The OTH also wants a report script, but there’s not much to report here. You can either create a script that immediately exits, or just link to your check script. Here, we will just link to the check script.
The Slurm template and check and report scripts are required in the Scripts directory, so we use symbolic links to achieve this:
# from mpi-tests
cd hello_world_n0001/Scripts
ln -s ../../Source/Common_Scripts/slurm.template.x .

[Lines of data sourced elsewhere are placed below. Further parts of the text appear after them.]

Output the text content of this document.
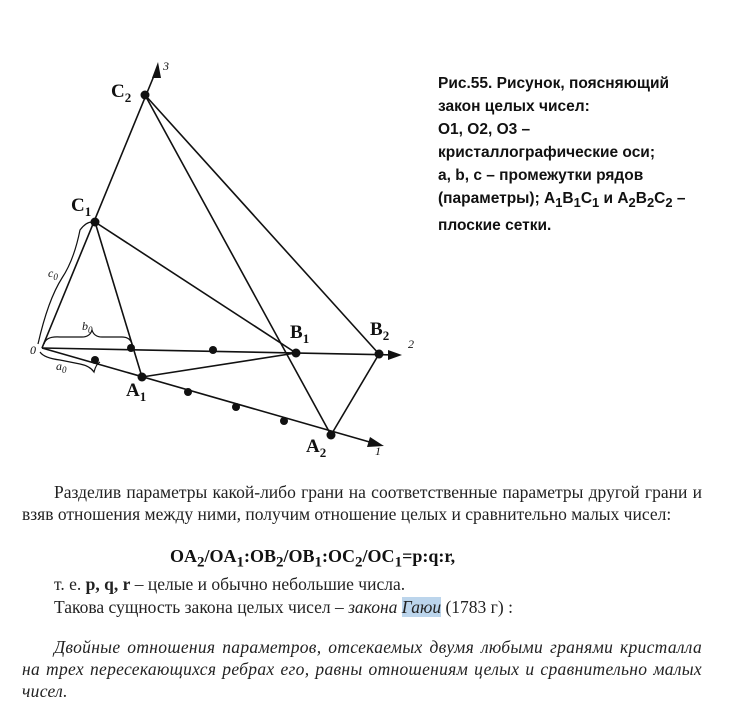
$C_2$
$C_1$
$B_1$	$B_2$
$A_1$
$A_2$
0
$c_0$
$b_0$
$a_0$
3
2
1
Рис.55. Рисунок, поясняющий
закон целых чисел:
O1, O2, O3 –
кристаллографические оси;
a, b, c – промежутки рядов
(параметры); $A_1B_1C_1$ и $A_2B_2C_2$ –
плоские сетки.
Разделив параметры какой-либо грани на соответственные параметры другой грани и взяв отношения между ними, получим отношение целых и сравнительно малых чисел:
$OA_2/OA_1:OB_2/OB_1:OC_2/OC_1=p:q:r$,
т. е. p, q, r – целые и обычно небольшие числа.
Такова сущность закона целых чисел – закона Гаюи (1783 г) :
Двойные отношения параметров, отсекаемых двумя любыми гранями кристалла на трех пересекающихся ребрах его, равны отношениям целых и сравнительно малых чисел.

ln -s ../../Source/Common_Scripts/check_hello_world.sh ./check.sh
ln -s ../../Source/Common_Scripts/check_hello_world.sh ./report.sh
To expand to a 2-node Hello, World! test, we can just copy the Scripts directory from the single-node test, then modify the rgt_test_input.ini to specify 2 nodes instead of 1. Everything else is generalized, so no modification is needed.
Best Practices¶
The OTH is very flexible and gives the user a lot of power. That power can be diminished by poor test design.

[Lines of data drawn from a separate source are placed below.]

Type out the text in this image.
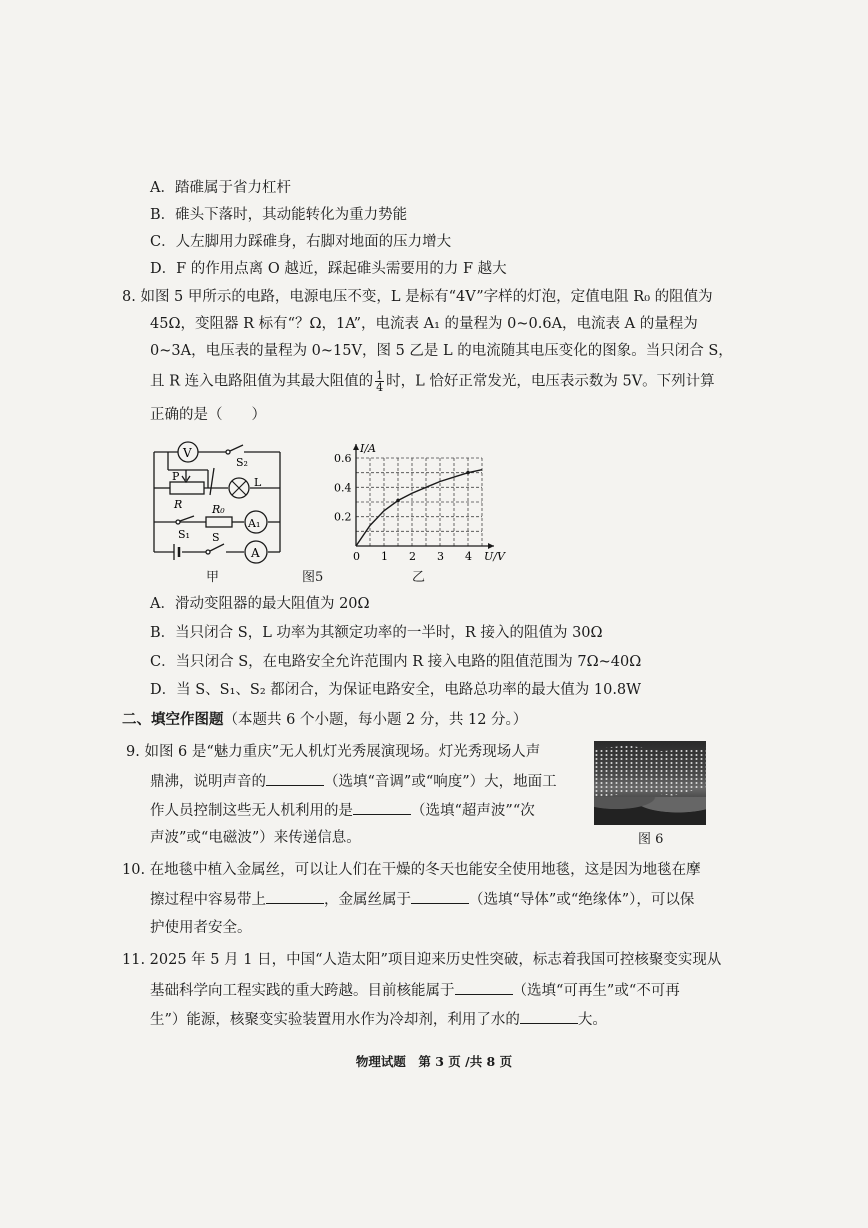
A．踏碓属于省力杠杆
B．碓头下落时，其动能转化为重力势能
C．人左脚用力踩碓身，右脚对地面的压力增大
D．F 的作用点离 O 越近，踩起碓头需要用的力 F 越大
8. 如图 5 甲所示的电路，电源电压不变，L 是标有“4V”字样的灯泡，定值电阻 R₀ 的阻值为
45Ω，变阻器 R 标有“？Ω，1A”，电流表 A₁ 的量程为 0~0.6A，电流表 A 的量程为
0~3A，电压表的量程为 0~15V，图 5 乙是 L 的电流随其电压变化的图象。当只闭合 S，
且 R 连入电路阻值为其最大阻值的 $\frac{1}{4}$ 时，L 恰好正常发光，电压表示数为 5V。下列计算
正确的是（　　）
V
A₁
A
S₂
P	L
R	R₀
S₁ S
甲	图5
0 1 2 3 4
0.2
0.4
0.6
I/A
U/V
乙
A．滑动变阻器的最大阻值为 20Ω
B．当只闭合 S，L 功率为其额定功率的一半时，R 接入的阻值为 30Ω
C．当只闭合 S，在电路安全允许范围内 R 接入电路的阻值范围为 7Ω~40Ω
D．当 S、S₁、S₂ 都闭合，为保证电路安全，电路总功率的最大值为 10.8W
二、填空作图题（本题共 6 个小题，每小题 2 分，共 12 分。）
9. 如图 6 是“魅力重庆”无人机灯光秀展演现场。灯光秀现场人声
鼎沸，说明声音的	（选填“音调”或“响度”）大，地面工
作人员控制这些无人机利用的是	（选填“超声波”“次
声波”或“电磁波”）来传递信息。	图 6
10. 在地毯中植入金属丝，可以让人们在干燥的冬天也能安全使用地毯，这是因为地毯在摩
擦过程中容易带上	，金属丝属于	（选填“导体”或“绝缘体”），可以保
护使用者安全。
11. 2025 年 5 月 1 日，中国“人造太阳”项目迎来历史性突破，标志着我国可控核聚变实现从
基础科学向工程实践的重大跨越。目前核能属于	（选填“可再生”或“不可再
生”）能源，核聚变实验装置用水作为冷却剂，利用了水的	大。
物理试题　第 3 页 /共 8 页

With that in mind, this section presents some of the best practices in test design.
Use a centralized script to set up the environment¶
During a test run, the environment is independently set up during the build and run stages.
If the build script and job script each contain several module load
statements, there is a chance that those can diverge.
To centralize where the environment is set to a single file, place a script containing the module
commands and environment modifications in the build directory,
and source
that script from the build and job scripts.
For the build script, this can be accomplished as simply source env.sh
, if the script is in the top level of the Source directory.
For the job script, this can be accomplished by source $BUILD_DIR/env.sh
, if the $BUILD_DIR environment variable is defined as in the Job Script Template section above.
Define replacement variables instead of just EnvVars¶
In rgt_test_input.ini, it is recommended that if you define an environment variable in the [EnvVars]
section,
that you also define a replacement variable in [Replacements]
that is used in the job script to re-define that environment variable.
This helps to create a re-usable job script.
If the harness is responsible for defining environment variables that are required for the job to run,
it can be very difficult to understand the resulting job script and to re-run the job script outside of the test harness if needed.
The following is recommended within the test input file:
[DEFAULT]
my_custom_var_default = abc
[Replacements]
...
my_custom_variable = %(my_custom_var_default)s
...
[EnvVars]
MY_ENV_VAR = %(my_custom_var_default)s
Then, within the job script template:
export MY_ENV_VAR="__my_custom_variable__"
If the job script template requires an environment variable that is set by the harness (ie, RGT_MACHINE_NAME, RGT_CPUS_PER_NODE),
it may be best to define a replacement in the test input file that inherits the value of the environment variable using <obtain_from_environment>
like so:
# Internal name modification translates `machine_name` to `RGT_MACHINE_NAME`
machine_name = <obtain_from_environment>
Then, in the job script, re-define the environment variable:
export RGT_MACHINE_NAME="__machine_name__"
The same feature cannot be used in the build script, which leads to the next best practice, checking for expected environment variables.
Check for expected environment variables¶
Following on the last best practice, if the harness or environment script define any environment variables required in the build and job scripts, the scripts should check that those are set and return an error if they are not. This increases the reusability of the scripts outside of the test harness and aids debugging.